自己破産はすべての借金が免責になるは嘘だった?
究極の債務整理。それが自己破産
自己破産を認められても、税金をはじめ免責されない(返済義務)のある借金は残ります。
借金がかさみ、身動きが取れない場合、借金の返済方法の変更や免除をしてもらう事を「債務整理」と言います。
債務整理には、大きく分けて
- 任意整理:債権者と話し合って、借金額の一部免除や支払い方法の見直し
- 個人再生:裁判所に申し立てて、債務の圧縮
- 自己破産:裁判所に申し立て、借金を帳消し
という3つのパターンがあります。
この内、自己破産とは、裁判所に申し立てて、もはや支払い能力がない事を認定してもらい(破産宣言)、現在抱えている借金をゼロにしてもらえる(免責)という、いわば究極の債務整理方法でしょう。
より詳細な自己破産の免責手続きについて解説されているページはこちらにあります。興味ある方は参照してみて下さい。
そう簡単に借金をチャラにはできない。自己破産の意外に高いハードル
今まで抱えていた借金がゼロになるというのは、多重債務で苦しむ人にとっては、大変魅力的な話でしょう。
自己破産の歴史は古く、1922(大正11)年に制定された法律で、借金苦に悩む人を救済し、再び社会でやり直すセイフティーネットとして作られたわけです。
ただ安直に借金をこさえて、自己破産されちゃったら、それはそれで困りますので、自己破産を認めるには、それなりに高いハードルがあります。
細かい条件は色々ありますが、
- 本当に借金返済に充てる財産を持っていないこと
- 借金がギャンブルや遊興費のような、安直な理由でないこと
- 前回の自己破産から7年以上経過していること
など、本当に一生懸命やったけど、やっぱり借金が残ってしまったと裁判所に認められない限り、そうそう簡単には自己破産は出来ません。

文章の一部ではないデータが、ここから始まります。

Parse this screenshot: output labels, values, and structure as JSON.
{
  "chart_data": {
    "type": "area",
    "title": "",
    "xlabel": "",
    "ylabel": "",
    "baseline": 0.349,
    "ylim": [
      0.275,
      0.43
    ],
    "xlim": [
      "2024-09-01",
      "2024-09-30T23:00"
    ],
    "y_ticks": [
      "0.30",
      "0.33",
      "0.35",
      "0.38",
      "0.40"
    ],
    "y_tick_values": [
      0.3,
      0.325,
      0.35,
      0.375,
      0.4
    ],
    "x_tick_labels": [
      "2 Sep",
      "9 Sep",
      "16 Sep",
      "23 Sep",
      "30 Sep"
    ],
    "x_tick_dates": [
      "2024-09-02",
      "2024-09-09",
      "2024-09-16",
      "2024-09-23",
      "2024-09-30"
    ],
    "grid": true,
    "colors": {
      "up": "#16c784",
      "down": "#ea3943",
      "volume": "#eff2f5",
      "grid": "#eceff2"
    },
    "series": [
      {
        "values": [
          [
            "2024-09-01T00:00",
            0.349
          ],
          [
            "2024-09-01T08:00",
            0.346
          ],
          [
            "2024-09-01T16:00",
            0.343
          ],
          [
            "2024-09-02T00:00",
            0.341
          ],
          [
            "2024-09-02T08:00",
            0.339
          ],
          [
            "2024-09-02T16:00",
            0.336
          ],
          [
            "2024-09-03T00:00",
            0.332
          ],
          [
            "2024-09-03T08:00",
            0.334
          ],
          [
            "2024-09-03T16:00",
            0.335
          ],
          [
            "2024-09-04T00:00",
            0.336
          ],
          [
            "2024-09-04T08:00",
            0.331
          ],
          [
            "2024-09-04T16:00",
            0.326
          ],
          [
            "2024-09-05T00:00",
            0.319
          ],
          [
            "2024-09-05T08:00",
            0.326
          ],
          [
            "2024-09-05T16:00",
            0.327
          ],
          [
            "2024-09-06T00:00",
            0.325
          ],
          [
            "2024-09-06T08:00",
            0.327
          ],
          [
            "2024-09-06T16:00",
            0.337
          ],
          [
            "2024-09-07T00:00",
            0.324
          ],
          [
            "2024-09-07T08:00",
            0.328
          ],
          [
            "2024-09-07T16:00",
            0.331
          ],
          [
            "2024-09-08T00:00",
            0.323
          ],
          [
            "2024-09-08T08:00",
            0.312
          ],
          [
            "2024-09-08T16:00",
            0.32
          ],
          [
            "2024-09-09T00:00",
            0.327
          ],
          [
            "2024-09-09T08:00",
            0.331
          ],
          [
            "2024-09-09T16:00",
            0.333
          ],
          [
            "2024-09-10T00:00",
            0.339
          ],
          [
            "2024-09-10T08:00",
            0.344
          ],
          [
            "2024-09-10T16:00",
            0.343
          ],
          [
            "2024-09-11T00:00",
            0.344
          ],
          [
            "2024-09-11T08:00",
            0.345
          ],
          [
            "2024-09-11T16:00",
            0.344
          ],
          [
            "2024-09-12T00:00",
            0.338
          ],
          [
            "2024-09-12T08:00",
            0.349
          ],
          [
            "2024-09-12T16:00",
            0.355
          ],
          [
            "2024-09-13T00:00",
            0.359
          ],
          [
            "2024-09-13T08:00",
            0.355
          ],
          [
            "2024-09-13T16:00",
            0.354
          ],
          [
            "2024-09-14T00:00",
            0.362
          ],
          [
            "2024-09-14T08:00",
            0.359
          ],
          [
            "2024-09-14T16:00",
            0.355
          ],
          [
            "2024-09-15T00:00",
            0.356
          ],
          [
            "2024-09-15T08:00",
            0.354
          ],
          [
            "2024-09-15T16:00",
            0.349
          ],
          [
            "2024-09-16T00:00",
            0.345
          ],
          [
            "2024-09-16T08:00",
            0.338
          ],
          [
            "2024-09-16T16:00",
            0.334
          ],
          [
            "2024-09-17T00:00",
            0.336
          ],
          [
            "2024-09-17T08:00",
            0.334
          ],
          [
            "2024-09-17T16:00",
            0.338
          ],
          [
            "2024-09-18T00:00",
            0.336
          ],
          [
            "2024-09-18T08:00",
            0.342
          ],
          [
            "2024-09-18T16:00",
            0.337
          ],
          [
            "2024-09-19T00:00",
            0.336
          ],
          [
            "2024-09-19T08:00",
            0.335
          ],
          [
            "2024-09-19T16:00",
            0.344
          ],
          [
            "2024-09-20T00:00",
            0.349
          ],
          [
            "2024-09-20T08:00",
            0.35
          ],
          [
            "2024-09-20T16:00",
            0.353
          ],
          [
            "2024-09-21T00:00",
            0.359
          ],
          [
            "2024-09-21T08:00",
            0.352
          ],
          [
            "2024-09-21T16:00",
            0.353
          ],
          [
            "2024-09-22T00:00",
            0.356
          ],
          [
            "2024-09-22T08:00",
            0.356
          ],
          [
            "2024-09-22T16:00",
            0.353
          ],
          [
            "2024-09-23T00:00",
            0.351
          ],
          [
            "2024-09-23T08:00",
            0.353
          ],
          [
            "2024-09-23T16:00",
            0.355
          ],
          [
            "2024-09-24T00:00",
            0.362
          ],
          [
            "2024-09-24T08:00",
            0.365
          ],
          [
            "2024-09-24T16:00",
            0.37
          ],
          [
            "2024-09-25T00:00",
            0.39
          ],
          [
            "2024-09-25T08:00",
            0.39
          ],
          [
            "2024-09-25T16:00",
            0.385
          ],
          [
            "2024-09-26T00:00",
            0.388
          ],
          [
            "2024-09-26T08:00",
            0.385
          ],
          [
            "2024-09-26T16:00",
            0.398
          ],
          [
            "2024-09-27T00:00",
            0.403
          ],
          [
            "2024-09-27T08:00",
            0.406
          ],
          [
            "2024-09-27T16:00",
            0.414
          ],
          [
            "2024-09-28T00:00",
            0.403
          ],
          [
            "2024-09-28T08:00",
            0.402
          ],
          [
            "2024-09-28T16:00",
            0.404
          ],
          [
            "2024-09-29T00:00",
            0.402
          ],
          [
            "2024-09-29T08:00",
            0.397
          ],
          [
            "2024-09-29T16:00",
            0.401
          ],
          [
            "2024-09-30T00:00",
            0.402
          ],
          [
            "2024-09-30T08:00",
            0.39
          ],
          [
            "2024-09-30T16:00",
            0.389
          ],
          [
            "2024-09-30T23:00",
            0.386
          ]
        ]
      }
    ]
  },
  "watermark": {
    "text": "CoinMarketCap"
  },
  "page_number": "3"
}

これらの審査は厳しく行われ、それをクリアしてようやく自己破産が認められるわけです。
自己破産では、免責できない借金がある
自己破産が認められ、ようやく借金ゼロになった安心する人がいますが、実は自己破産で免責を勝ち取っても、チャラにはならない借金があるのは意外に知られていません。
自己破産で免責にはならない借金は
- 税金や健康保険、あるいは国民年金
- 刑事罰の罰金、行政罰の反則金
- 重過失のある交通事故の損害賠償金
- 離婚していて、その離婚原因が自分であった場合の慰謝料
- 離婚した子供の養育費
といったものです。
税金は踏み倒せない。罰金や反則金も無理!
自己破産で免責になるのは、基本的に民間相手の借金だと思った方がいいでしょう。
自己破産で免責を取れたとしても、滞納した税金や健康保険料、あるいは国民年金の督促は止まりません。これらの債権は国家ですので、返済義務はそう簡単には消えないわけです。
最終的には資産の差押さえをしても回収しますが、民間の借金取りとは違い、支払い方法に関しては柔軟に対応してくれますので、踏み倒しを試みるよりは、こまめに相談しましょう。
また刑事事件で有罪になった場合の罰金や、交通違反の取締りを受けて請求される反則金も、自己破産によってチャラにはなりません。
罰金は支払いを怠ると、最初は督促状ですが、それを無視すると労役場で、罰金分に相当する強制労働を課せられます。
反則金も無視し続ければ刑事処分へと発展し、やっぱり労役場送りになります。
税金などと違って、現金や財産を徴収される事はありませんが、身柄を拘束されて一定期間強制労働させられるという刑務所の疑似体験をさせられるハメになりますので気をつけましょう。(※刑務所と労役場は根本的に違う。ただし労役場の場所は、拘置所や刑務所の中にある)。
まとめ
交通事故で、自分に重大な過失があった場合の賠償金も免責されません(重過失がない場合は免責される)。
その他、慰謝料や養育費といった、民事によって支払い義務のある借金も免責はされないわけです。
そんなわけで、自己破産をした後でも国に対する債務や賠償金、あるいは養育費など日本国民として、あるいはプライベートな義務などの借金は消えません。
自己破産をするのは、人生の再スタートの為ですが、全ての債務から開放されるわけではないことを覚えておきましょう。